Opened 7 years ago
Closed 7 years ago
#1395 closed defect (fixed)
scsh-process: tests hang
Reported by: | Mario Domenech Goulart | Owned by: | |
---|---|---|---|
Priority: | major | Milestone: | someday |
Component: | extensions | Version: | 4.12.0 |
Keywords: | scsh-process, tests, hang | Cc: | |
Estimated difficulty: |
Description (last modified by )
For some months now scsh-process' tests have been randomly hanging on the Linux salmonella machines (maybe also on the FreeBSD machine?). When the test script hangs, it blocks the whole salmonella execution. On the Linux salmonella machines, it hangs at least twice per week (that's a very conservative estimate).
I think the problem started around 9 of June. I realized it on the 14th (I know that because I checked the IRC log when I mentioned that). We have a gap between 9 and 14 in the salmonella linux x86-64: https://salmonella-linux-x86-64.call-cc.org/master-debugbuild/gcc/linux/x86-64/2017/06/ (I probably only realized the hang on the 14th). The logs of the FreeBSD machine also have a gap starting on the 9th: https://salmonella-freebsd-x86-64.call-cc.org/master/clang/freebsd/x86-64/2017/06/
Apparently, the chicken core repo didn't have any relevant change around that time.
The issue might be related to releases 0.8 (2017-05-23) or 0.8.1 (2017-06-03) of scsh-process. The change in release 0.8.1 looks particularly suspicious (86310f955).
I've installed a hack on the Linux salmonella machines to periodically check if scsh-process' test script is hanging and kill the parent of the defunct process (see ec0cffb94f in the chicken-infrastructure repo).
The bad news is that I cannot reproduce the issue on my machine. I tried to run csi -s run.scm < /dev/null > /dev/null 2>&1
in a loop and it ran flawlessly for more than 3500 iterations.
Change History (3)
comment:1 Changed 7 years ago by
Description: | modified (diff) |
---|
comment:2 Changed 7 years ago by
Description: | modified (diff) |
---|
comment:3 Changed 7 years ago by
Resolution: | → fixed |
---|---|
Status: | new → closed |
Version 1.1.0 of scsh-process seems to fix the issue. At least I could not make tests hang anymore on the test machines where I could previously reproduce the problem.
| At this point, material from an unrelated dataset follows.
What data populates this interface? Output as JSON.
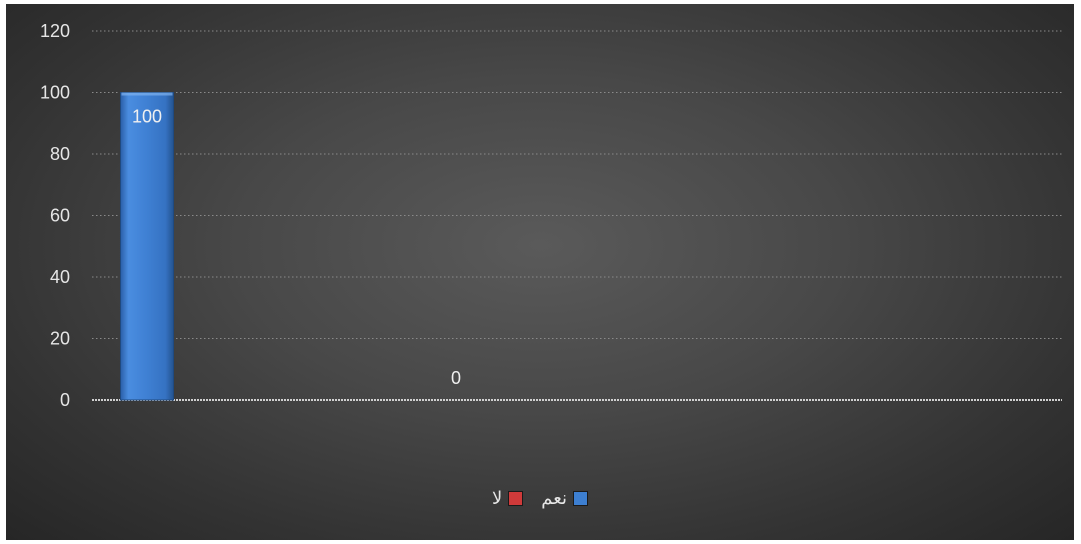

On my notebook (Debian Jessie, 8 CPU cores), tests ran for more than 5500 iterations without problems.
On the salmonella-linux-x86-64 machine (Debian Stretch, 4 CPU cores), tests ran for more than 5500 iterations without problems.
On the salmonella-linux-x86 machine (Debian Stretch, 1 CPU core), tests ran for more than 2000 iterations without problems.